K´atú ( Katu )und das El Nino Phänomen

Das El Nino Phänomen ist manchen vielleicht noch von 1997/98 ein Begriff. Es handelt sich dabei um eine immer wieder auftretende Klimaschwankung, von der Peru - und damit auch unser Anbaugebiet - besonders betroffen ist. Leider werden diese extremen Phasen immer ausgeprägter, was gemeinhin auf Umweltverschmutzung und die globale Erwärmung zurückgeführt wird. Derzeit befinden wir uns in einer „moderaten Phase“, was bedeutet, dass sich Niederschläge und Temperaturen verändert haben, jedoch ohne große Umweltkatastrophen nach sich zu ziehen. Die K´atú – Früchte wachsen in einem relativ abgeschiedenen Gebiet, wo die Anden zum Amazonasbecken hin abfallen (um es mal so salopp zu formulieren) Trotzdem sind auch unsere Bauern davon betroffen, sodaß letztes Jahr weitaus weniger Früchte geerntet werden konnten als in den Vorjahren. Hier ein Photo vom malerischen Anbaugebiet.

img-anbaugebiet-4.jpg

4 Responses to “K´atú ( Katu )und das El Nino Phänomen”

  1. Carla Swetnja Says:

    Das klingt interessant! Habt ihr dann immer genug Früchte für die Herstellung von Katu?

  2. michael Says:

    Derzeit können wir den Bedarf decken. Wir beginnen aber jetzt schon, den Bedarf für das Frühjahr 2008 zu planen und vorzuordern.
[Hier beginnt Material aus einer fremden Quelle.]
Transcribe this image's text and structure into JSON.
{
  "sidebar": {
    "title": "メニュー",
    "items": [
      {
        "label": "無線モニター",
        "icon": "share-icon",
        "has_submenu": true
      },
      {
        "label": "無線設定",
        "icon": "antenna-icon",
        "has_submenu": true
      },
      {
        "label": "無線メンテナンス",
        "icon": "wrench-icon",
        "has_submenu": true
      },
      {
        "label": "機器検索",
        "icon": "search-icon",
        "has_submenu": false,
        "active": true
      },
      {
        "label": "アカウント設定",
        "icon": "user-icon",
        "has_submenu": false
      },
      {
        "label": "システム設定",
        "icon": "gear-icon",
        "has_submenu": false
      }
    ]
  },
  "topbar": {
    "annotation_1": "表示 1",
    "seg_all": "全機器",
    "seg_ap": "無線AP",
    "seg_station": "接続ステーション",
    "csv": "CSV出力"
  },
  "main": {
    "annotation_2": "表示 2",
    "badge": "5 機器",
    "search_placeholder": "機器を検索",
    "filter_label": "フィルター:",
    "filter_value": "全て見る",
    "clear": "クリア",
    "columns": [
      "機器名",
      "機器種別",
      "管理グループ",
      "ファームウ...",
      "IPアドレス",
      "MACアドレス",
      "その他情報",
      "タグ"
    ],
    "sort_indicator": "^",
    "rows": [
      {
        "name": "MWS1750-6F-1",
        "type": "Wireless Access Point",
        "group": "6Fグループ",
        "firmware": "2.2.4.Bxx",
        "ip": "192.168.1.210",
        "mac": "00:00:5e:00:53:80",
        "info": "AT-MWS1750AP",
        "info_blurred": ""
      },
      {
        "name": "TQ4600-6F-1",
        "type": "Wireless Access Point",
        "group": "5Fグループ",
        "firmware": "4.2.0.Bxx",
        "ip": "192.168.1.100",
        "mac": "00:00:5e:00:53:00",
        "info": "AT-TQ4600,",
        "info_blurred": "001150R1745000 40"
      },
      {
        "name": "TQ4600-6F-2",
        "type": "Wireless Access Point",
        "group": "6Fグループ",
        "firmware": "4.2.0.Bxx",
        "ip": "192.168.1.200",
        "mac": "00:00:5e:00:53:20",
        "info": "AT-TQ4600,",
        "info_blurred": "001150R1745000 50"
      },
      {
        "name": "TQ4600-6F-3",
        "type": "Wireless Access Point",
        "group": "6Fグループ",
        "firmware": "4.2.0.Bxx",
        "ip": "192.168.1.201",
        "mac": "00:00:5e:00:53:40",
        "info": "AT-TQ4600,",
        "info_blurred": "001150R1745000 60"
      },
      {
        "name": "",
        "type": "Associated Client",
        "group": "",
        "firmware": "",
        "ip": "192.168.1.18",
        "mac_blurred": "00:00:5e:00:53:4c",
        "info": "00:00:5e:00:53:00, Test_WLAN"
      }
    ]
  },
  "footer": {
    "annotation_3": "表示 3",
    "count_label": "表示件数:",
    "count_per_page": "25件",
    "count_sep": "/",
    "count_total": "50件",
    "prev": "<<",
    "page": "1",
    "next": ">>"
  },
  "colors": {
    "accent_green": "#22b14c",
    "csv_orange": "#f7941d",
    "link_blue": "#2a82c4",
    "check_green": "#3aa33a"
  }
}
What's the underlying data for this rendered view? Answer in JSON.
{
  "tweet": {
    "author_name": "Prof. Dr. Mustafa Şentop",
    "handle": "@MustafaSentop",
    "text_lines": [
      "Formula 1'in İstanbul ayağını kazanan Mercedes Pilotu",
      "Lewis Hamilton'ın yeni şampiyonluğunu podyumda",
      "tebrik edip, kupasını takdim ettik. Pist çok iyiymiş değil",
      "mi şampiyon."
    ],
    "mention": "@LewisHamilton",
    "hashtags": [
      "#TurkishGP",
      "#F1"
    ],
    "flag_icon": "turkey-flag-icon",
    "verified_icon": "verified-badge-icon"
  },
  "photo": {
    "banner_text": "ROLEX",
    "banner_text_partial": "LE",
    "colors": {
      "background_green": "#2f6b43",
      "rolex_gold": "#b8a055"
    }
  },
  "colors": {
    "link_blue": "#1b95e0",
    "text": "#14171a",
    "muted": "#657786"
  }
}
Die teilweise sprunghaft wachsenden Nachfrage nach K´atú macht das nicht einfach!

  3. susi.m Says:

    Der klimawandel bringt uns noch alle um! und ihr seid daran mitschuld, denn der transport der katu-flaschen von peru nach europa ist auch so eine sinnlose sache!!!!

  4. michael Says:

    Ganz so pessimistisch würde ich unser aller Zukunft nicht sehen. Und zu K´atú möchte ich anmerken: Wir importieren nicht die Glasflaschen samt Inhalt von Peru nach Europa, sondern nur den Rohstoff des Getränks zur Produktion, die dann hier in Europa stattfindet. Natürlich führt K´atú so auch zu eine zusätzliche CO2 - Belastung, jedoch hält sie sich im begrenzten Rahmen.